When my son became unwell and a school refuser, his autistic label protected him from claims that he was a truant and us from claims that we were negligent parents, claims that could have led to court action. His autism helped the authorities to understand that my child required support, not condemnation. It also stopped us being blamed for his behaviour as was the tendency in the years prior to his diagnosis and helped us to look for targeted support for him and us.
As a result we then started to experience a sense of community as we met other parents of autistic children in our town and on online. Labelling made us feel part of a community whereas once we did not belong to any community, ignored as we were because my children do not meet the social norms expected by many in our society.
But for all of the positives, I am also mindful that labels can create wrong assumptions and negative responses.
And autism and aspergers are no exception. As is often the case, the stereotype of autism created through the epic ‘Rainman’ has contributed to a limited understanding of autism. Many people fail to see that the autistic spectrum is just that, a spectrum, with autistic people exhibiting varying degrees of difficulties and behaviours (and I hasten to add strengths). Many people also fail to realise that aspergers is also a form of autism and as for females with aspergers there is even less understanding amongst both professionals and the general public.
Such ignorance has been made painfully aware to us in the form of rude comments or long stares made by members of the public towards our son and to a lesser extent, our daughter. But that is nothing to the harrassment and bullying that has been targeted at my son by local teenagers in recent times. It seems as though he has become popular for the wrong reasons; easy prey for the teenage predators who get a kick out of humiliating him with verbal insults.
Against this ignorance it may not seem a good thing to embrace the labels of autism and aspergers and expose my children to the risk of bullying, harassment or even disability hatred.
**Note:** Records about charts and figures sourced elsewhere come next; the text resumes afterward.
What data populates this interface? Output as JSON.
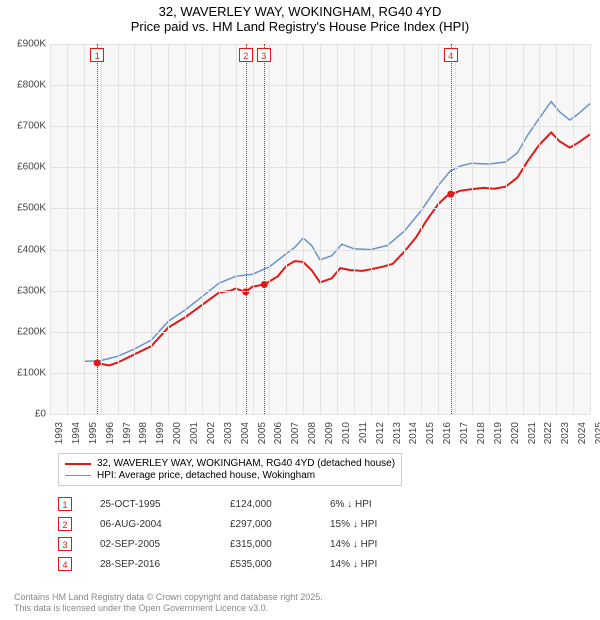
{
  "title": {
    "line1": "32, WAVERLEY WAY, WOKINGHAM, RG40 4YD",
    "line2": "Price paid vs. HM Land Registry's House Price Index (HPI)"
  },
  "chart": {
    "type": "line",
    "background_color": "#f7f7f7",
    "grid_color": "#e2e2e2",
    "axis_label_color": "#444444",
    "axis_label_fontsize": 10,
    "ylim": [
      0,
      900
    ],
    "ytick_step": 100,
    "y_ticks": [
      {
        "value": 0,
        "label": "£0"
      },
      {
        "value": 100,
        "label": "£100K"
      },
      {
        "value": 200,
        "label": "£200K"
      },
      {
        "value": 300,
        "label": "£300K"
      },
      {
        "value": 400,
        "label": "£400K"
      },
      {
        "value": 500,
        "label": "£500K"
      },
      {
        "value": 600,
        "label": "£600K"
      },
      {
        "value": 700,
        "label": "£700K"
      },
      {
        "value": 800,
        "label": "£800K"
      },
      {
        "value": 900,
        "label": "£900K"
      }
    ],
    "xlim": [
      1993,
      2025
    ],
    "x_ticks": [
      1993,
      1994,
      1995,
      1996,
      1997,
      1998,
      1999,
      2000,
      2001,
      2002,
      2003,
      2004,
      2005,
      2006,
      2007,
      2008,
      2009,
      2010,
      2011,
      2012,
      2013,
      2014,
      2015,
      2016,
      2017,
      2018,
      2019,
      2020,
      2021,
      2022,
      2023,
      2024,
      2025
    ],
    "series": [
      {
        "name": "price_paid",
        "label": "32, WAVERLEY WAY, WOKINGHAM, RG40 4YD (detached house)",
        "color": "#e01818",
        "line_width": 2,
        "points": [
          [
            1995.8,
            124
          ],
          [
            1996.5,
            118
          ],
          [
            1997.0,
            125
          ],
          [
            1998.0,
            145
          ],
          [
            1999.0,
            165
          ],
          [
            2000.0,
            210
          ],
          [
            2001.0,
            235
          ],
          [
            2002.0,
            265
          ],
          [
            2003.0,
            295
          ],
          [
            2003.7,
            300
          ],
          [
            2004.0,
            305
          ],
          [
            2004.6,
            297
          ],
          [
            2005.0,
            310
          ],
          [
            2005.7,
            315
          ],
          [
            2006.5,
            335
          ],
          [
            2007.0,
            360
          ],
          [
            2007.5,
            372
          ],
          [
            2008.0,
            370
          ],
          [
            2008.5,
            350
          ],
          [
            2009.0,
            320
          ],
          [
            2009.7,
            330
          ],
          [
            2010.2,
            355
          ],
          [
            2010.8,
            350
          ],
          [
            2011.5,
            348
          ],
          [
            2012.0,
            352
          ],
          [
            2012.7,
            358
          ],
          [
            2013.3,
            365
          ],
          [
            2014.0,
            395
          ],
          [
            2014.7,
            430
          ],
          [
            2015.3,
            470
          ],
          [
            2016.0,
            510
          ],
          [
            2016.5,
            530
          ],
          [
            2016.8,
            535
          ],
          [
            2017.3,
            543
          ],
          [
            2018.0,
            547
          ],
          [
            2018.7,
            550
          ],
          [
            2019.3,
            548
          ],
          [
            2020.0,
            553
          ],
          [
            2020.7,
            575
          ],
          [
            2021.3,
            615
          ],
          [
            2022.0,
            655
          ],
          [
            2022.7,
            685
          ],
          [
            2023.2,
            663
          ],
          [
            2023.8,
            648
          ],
          [
            2024.3,
            660
          ],
          [
            2025.0,
            680
          ]
        ],
        "markers": [
          {
            "x": 1995.8,
            "y": 124
          },
          {
            "x": 2004.6,
            "y": 297
          },
          {
            "x": 2005.7,
            "y": 315
          },
          {
            "x": 2016.75,
            "y": 535
          }
        ]
      },
      {
        "name": "hpi",
        "label": "HPI: Average price, detached house, Wokingham",
        "color": "#6a93c8",
        "line_width": 1.5,
        "points": [
          [
            1995.0,
            128
          ],
          [
            1996.0,
            130
          ],
          [
            1997.0,
            140
          ],
          [
            1998.0,
            158
          ],
          [
            1999.0,
            180
          ],
          [
            2000.0,
            225
          ],
          [
            2001.0,
            253
          ],
          [
            2002.0,
            285
          ],
          [
            2003.0,
            318
          ],
          [
            2004.0,
            335
          ],
          [
            2005.0,
            340
          ],
          [
            2006.0,
            358
          ],
          [
            2007.0,
            390
          ],
          [
            2007.5,
            405
          ],
          [
            2008.0,
            428
          ],
          [
            2008.5,
            410
          ],
          [
            2009.0,
            375
          ],
          [
            2009.7,
            385
          ],
          [
            2010.3,
            413
          ],
          [
            2011.0,
            402
          ],
          [
            2012.0,
            400
          ],
          [
            2013.0,
            410
          ],
          [
            2014.0,
            445
          ],
          [
            2015.0,
            495
          ],
          [
            2016.0,
            555
          ],
          [
            2016.7,
            590
          ],
          [
            2017.3,
            603
          ],
          [
            2018.0,
            610
          ],
          [
            2019.0,
            608
          ],
          [
            2020.0,
            613
          ],
          [
            2020.7,
            635
          ],
          [
            2021.3,
            678
          ],
          [
            2022.0,
            720
          ],
          [
            2022.7,
            760
          ],
          [
            2023.2,
            735
          ],
          [
            2023.8,
            715
          ],
          [
            2024.3,
            730
          ],
          [
            2025.0,
            755
          ]
        ]
      }
    ],
    "event_markers": [
      {
        "num": "1",
        "x": 1995.8
      },
      {
        "num": "2",
        "x": 2004.6
      },
      {
        "num": "3",
        "x": 2005.67
      },
      {
        "num": "4",
        "x": 2016.75
      }
    ]
  },
  "legend": {
    "border_color": "#cccccc",
    "fontsize": 10
  },
  "transactions": [
    {
      "num": "1",
      "date": "25-OCT-1995",
      "price": "£124,000",
      "diff": "6% ↓ HPI"
    },
    {
      "num": "2",
      "date": "06-AUG-2004",
      "price": "£297,000",
      "diff": "15% ↓ HPI"
    },
    {
      "num": "3",
      "date": "02-SEP-2005",
      "price": "£315,000",
      "diff": "14% ↓ HPI"
    },
    {
      "num": "4",
      "date": "28-SEP-2016",
      "price": "£535,000",
      "diff": "14% ↓ HPI"
    }
  ],
  "footer": {
    "line1": "Contains HM Land Registry data © Crown copyright and database right 2025.",
    "line2": "This data is licensed under the Open Government Licence v3.0."
  }
}
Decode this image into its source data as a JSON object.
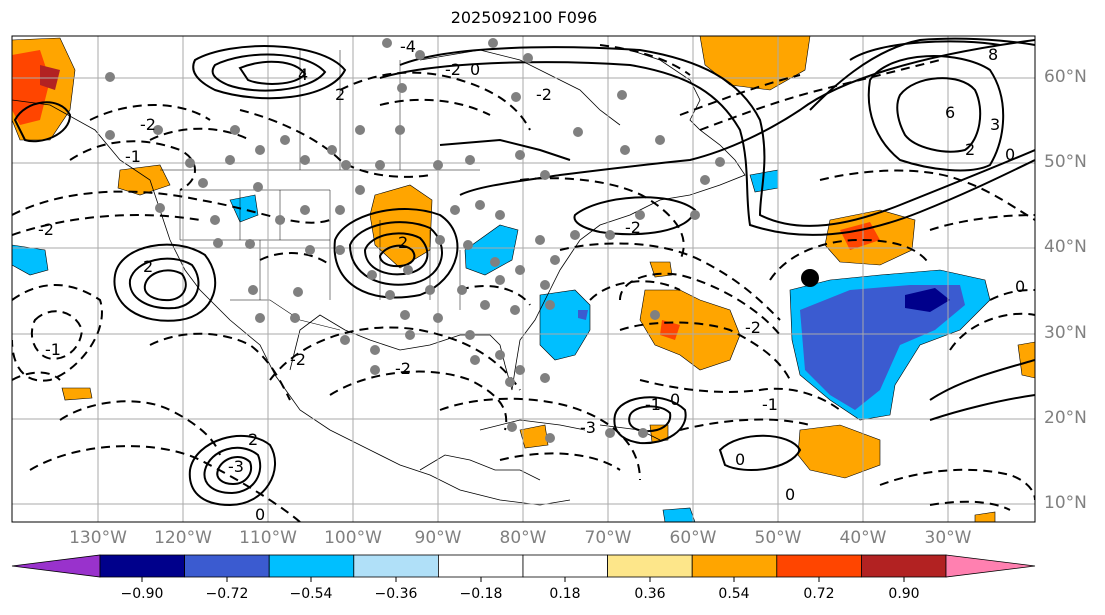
{
  "title": "2025092100 F096",
  "lat_labels": [
    "60°N",
    "50°N",
    "40°N",
    "30°N",
    "20°N",
    "10°N"
  ],
  "lon_labels": [
    "130°W",
    "120°W",
    "110°W",
    "100°W",
    "90°W",
    "80°W",
    "70°W",
    "60°W",
    "50°W",
    "40°W",
    "30°W"
  ],
  "colorbar": {
    "ticks": [
      "−0.90",
      "−0.72",
      "−0.54",
      "−0.36",
      "−0.18",
      "0.18",
      "0.36",
      "0.54",
      "0.72",
      "0.90"
    ],
    "colors": [
      "#9932cc",
      "#00008b",
      "#3b5bd0",
      "#00bfff",
      "#b0e0f8",
      "#ffffff",
      "#fde68a",
      "#ffa500",
      "#ff4500",
      "#b22222",
      "#ff80b0"
    ]
  },
  "contour_labels": {
    "a": "4",
    "b": "2",
    "c": "-2",
    "d": "-4",
    "e": "2",
    "f": "0",
    "g": "-2",
    "h": "-2",
    "i": "-1",
    "j": "2",
    "k": "-1",
    "l": "-2",
    "m": "-2",
    "n": "2",
    "o": "-3",
    "p": "8",
    "q": "6",
    "r": "3",
    "s": "2",
    "t": "0",
    "u": "-2",
    "v": "-2",
    "w": "-1",
    "x": "0",
    "y": "0",
    "z": "-1",
    "aa": "0",
    "ab": "-3",
    "ac": "0",
    "ad": "0",
    "ae": "-2"
  }
}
But to withhold from my children the information that can free them from a lifetime of feeling different without knowing why seems equally cruel and denies them the opportunity of support and understanding. It also potentially exposes them to a lifetime of low self esteem, a lack of confidence and more serious mental health problems as well as the potential for substance or alcohol addiction.
But for all of this I still have to navigate a society that is anti-autistic. I have to find a way where my children don’t feel undermined by negative thinking whilst helping them to feel good about themselves.
In this regard, I am select about how I use their autism and aspergers labels. I only use their labels to explain their difficulties whenever the need arises; whether it be helping our children understand a particular difficulty they have or to help others such as teachers and support assistants to understand our children’s needs.
We have no need to keep on reinforcing their labels to them because in our family our children are loved and respected for who they are - no less, no more than you and I.